4) Understanding and Defending VLM Jailbreaks via Jailbreak-Related Representation Shift

  • Shows jailbreak/refusal/benign states are separable; defines a jailbreak direction and removes its projection at inference (JRS-Rem).
  • Large ASR reductions (e.g., LLaVA-1.5-7B HADES 77.3%→12.2%) with negligible benign utility change on reported benchmarks.
  • “Why now”: multimodal jailbreaks are a deployment blocker; training-free, low-overhead defenses are attractive.
  • Skepticism: depends on backbone alignment; untested at much larger scales and against adaptive evasion.
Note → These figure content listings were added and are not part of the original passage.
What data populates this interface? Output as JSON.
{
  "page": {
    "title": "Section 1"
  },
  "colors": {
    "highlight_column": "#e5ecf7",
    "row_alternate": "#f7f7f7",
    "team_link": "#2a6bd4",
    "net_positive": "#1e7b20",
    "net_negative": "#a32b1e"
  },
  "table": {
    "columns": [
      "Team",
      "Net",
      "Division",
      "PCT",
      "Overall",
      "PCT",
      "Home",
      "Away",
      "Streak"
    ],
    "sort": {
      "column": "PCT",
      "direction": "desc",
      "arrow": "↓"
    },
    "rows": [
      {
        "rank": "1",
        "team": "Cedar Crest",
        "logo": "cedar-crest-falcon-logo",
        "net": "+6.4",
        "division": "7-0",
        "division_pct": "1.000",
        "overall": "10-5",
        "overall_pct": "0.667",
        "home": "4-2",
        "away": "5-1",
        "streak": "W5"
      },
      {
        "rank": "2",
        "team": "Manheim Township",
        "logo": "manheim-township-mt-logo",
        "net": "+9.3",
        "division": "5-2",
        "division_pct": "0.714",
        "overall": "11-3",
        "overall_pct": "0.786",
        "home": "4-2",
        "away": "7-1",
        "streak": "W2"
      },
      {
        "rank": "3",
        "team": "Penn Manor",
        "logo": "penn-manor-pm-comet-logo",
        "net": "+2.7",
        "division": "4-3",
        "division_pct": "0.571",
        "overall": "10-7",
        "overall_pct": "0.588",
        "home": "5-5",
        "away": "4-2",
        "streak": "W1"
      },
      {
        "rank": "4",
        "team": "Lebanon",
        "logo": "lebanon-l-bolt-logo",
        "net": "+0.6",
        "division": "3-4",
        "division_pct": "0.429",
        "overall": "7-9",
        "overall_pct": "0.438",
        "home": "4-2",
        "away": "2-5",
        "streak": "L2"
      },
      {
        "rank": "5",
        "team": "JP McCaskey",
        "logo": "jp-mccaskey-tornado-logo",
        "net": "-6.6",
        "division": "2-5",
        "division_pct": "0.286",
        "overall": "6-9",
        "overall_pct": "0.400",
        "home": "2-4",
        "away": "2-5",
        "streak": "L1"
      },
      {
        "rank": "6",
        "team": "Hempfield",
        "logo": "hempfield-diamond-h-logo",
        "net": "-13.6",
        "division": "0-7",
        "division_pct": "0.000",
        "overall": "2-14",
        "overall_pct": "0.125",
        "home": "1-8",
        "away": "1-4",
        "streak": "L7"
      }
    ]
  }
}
5) Post-Training Local LLM Agents for Linux Privilege Escalation with Verifiable Rewards

  • Demonstrates SFT + RLVR can make a local 4B agent highly reliable on a verifiable multi-step security task (95.8% at R=20).
  • Reports >100× lower expected inference cost per successful escalation vs a frontier API model at the chosen operating point.
  • “Why now”: organizations want local, reproducible agents for sensitive environments; verifiable tasks are a natural fit for RLVR.
  • Skepticism: RL training is compute-heavy (4×H100 for ~29h); domain is narrow and generator families may not cover real-world long tail.

5) Practical next steps

  • For solver-backed reasoning systems: implement existence/uniqueness pruning (or analogous well-definedness checks) and measure how much of your error is “executable but wrong,” as in D&P’s decomposition.
  • For CoT-enabled deployments: evaluate safety with CoT on vs off and test whether a pre-decision alignment approach (like PreSafe’s pre-CoT latent alignment) reduces ASR without harming reasoning on your key tasks.
  • For VLM products: add a representation-shift monitor (projection onto a jailbreak direction) and run a τ sweep to map the safety–utility frontier (as JRS-Rem does).
  • For agent security programs: adopt tool-sequence logging as a first-class telemetry signal; use it both for greybox fuzzing (VeriGrey-style) and for runtime anomaly detection.
  • For regulated agent deployments: prioritize infra controls (sandboxing, secret isolation, egress allowlists) and treat prompt-integrity layers as best-effort; add continuous auditing (like the “Tony” audit agent) with tight privilege scoping.
  • For multi-agent provenance: if you can instrument decoding, consider keyed implicit tracing to preserve attribution/topology even when logs are stripped; define key management and audit workflows early.
  • For memory/RAG stacks: move from “retrieve text” to versioned, governed memory with provenance, dedup, and bounded reflection; explicitly test cross-entity leakage and governance bypass scenarios.
  • For evaluation: add system-level multimodal tasks (composition, multi-turn editing) to your safety suite (UniSAFE-style) and track not just ASR but severity (ARR) and self-awareness (SAS).

Generated from per-paper analyses; no external browsing.